The assessment covers the period between October 2021 and February 2022 and focuses on Pilgrim’s outdoor-bred pig and lamb farms as well as its processing and slaughterhouse facilities in the United Kingdom.

Some key findings include:

  • Farmers are losing money as they are financially penalized for sending overweight pigs to slaughter. Production costs are increasing, leading to a downward pressure on working conditions and wages.
  • Pilgrim’s UK relies on overseas or migrant workers to fill meat processing jobs. Migrant workers experience differential treatment in pay, conditions and recruitment.
  • Workers on some farms are without employment contracts. Except in one case, these are family workers.
  • Farmers work irregular and excessive hours. Lone hog farmers often work an average of 14 hours per day.
  • Hog and lamb farmers’ wages vary, with some not earning the real living wage rate, as set by the Living Wage Foundation.
  • Overtime is optional at all sites and paid at a higher rate.
  • All workers at Pilgrim’s plants receive health and safety training. Workers receive earplugs to protect against loud noise and machinery. At the time of the assessment, COVID-19 tests were carried out during day shifts.
  • Conditions at Pilgrim’s plants include working long hours while standing up and repetitive work.

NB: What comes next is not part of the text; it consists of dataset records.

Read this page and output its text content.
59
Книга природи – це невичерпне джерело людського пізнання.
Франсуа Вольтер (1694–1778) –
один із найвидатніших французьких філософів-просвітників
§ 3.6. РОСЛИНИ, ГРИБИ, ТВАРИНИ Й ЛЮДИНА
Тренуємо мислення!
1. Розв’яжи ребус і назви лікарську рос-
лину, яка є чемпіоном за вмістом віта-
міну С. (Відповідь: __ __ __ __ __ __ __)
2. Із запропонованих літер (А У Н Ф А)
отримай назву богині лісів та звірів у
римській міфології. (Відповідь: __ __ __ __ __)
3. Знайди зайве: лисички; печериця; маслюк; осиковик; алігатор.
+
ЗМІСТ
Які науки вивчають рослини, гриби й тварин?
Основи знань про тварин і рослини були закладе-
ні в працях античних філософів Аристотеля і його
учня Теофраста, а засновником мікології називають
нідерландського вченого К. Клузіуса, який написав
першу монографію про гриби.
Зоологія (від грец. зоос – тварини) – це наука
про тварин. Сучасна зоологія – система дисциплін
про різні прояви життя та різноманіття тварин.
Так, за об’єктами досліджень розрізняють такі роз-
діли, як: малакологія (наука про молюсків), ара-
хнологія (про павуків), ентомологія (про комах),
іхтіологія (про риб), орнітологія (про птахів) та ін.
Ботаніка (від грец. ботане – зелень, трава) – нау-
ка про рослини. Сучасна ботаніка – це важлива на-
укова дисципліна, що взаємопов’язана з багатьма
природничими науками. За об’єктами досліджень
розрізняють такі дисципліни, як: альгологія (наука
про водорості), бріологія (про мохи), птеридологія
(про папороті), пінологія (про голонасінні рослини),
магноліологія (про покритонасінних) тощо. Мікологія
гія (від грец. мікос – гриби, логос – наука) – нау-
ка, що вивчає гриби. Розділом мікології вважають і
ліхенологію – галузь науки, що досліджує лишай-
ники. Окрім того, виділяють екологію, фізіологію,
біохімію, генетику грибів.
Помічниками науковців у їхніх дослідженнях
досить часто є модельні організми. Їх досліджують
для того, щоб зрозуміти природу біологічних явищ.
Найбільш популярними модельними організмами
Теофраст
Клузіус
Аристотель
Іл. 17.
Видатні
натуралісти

In response to the HRIA, Pilgrim’s, Co-op and Waitrose published a joint Human Rights Action Plan. In the plan, the companies detail specific actions to be taken to address concerns from the HRIA.

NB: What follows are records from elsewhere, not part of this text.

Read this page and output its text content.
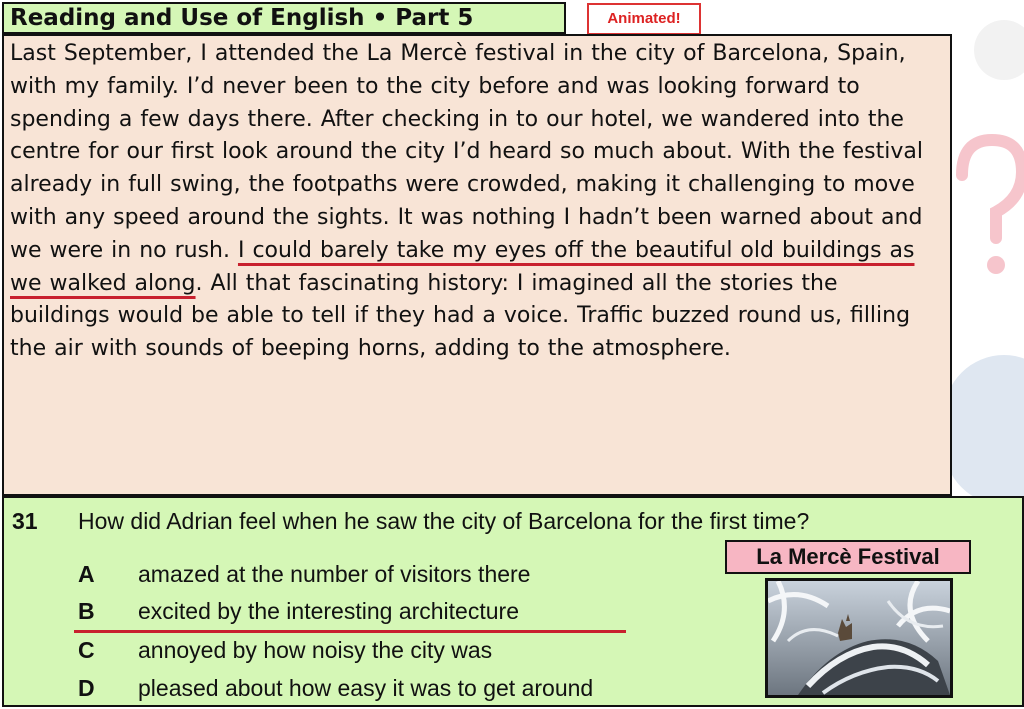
Reading and Use of English • Part 5	Animated!
Last September, I attended the La Mercè festival in the city of Barcelona, Spain, with my family. I’d never been to the city before and was looking forward to spending a few days there. After checking in to our hotel, we wandered into the centre for our first look around the city I’d heard so much about. With the festival already in full swing, the footpaths were crowded, making it challenging to move with any speed around the sights. It was nothing I hadn’t been warned about and we were in no rush. I could barely take my eyes off the beautiful old buildings as we walked along. All that fascinating history: I imagined all the stories the buildings would be able to tell if they had a voice. Traffic buzzed round us, filling the air with sounds of beeping horns, adding to the atmosphere.
31 How did Adrian feel when he saw the city of Barcelona for the first time?
A amazed at the number of visitors there
B excited by the interesting architecture
C annoyed by how noisy the city was
D pleased about how easy it was to get around
La Mercè Festival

“We welcome the HRIA report which reflects the challenges faced by workers in two modern agricultural supply chains,” said John Gregson, ethics and sustainability advisor with Waitrose. “The report’s findings clearly demonstrate the importance of care, vigilance and a culture of continuous improvement in training and monitoring as reflected in the Action Plan. Even though we have strong and close relationships with our farmers and suppliers and are proud of our standards, we believe that the food and farming industries should be prepared to regularly submit themselves to scrutiny to ensure the safety and wellbeing of all stakeholders.”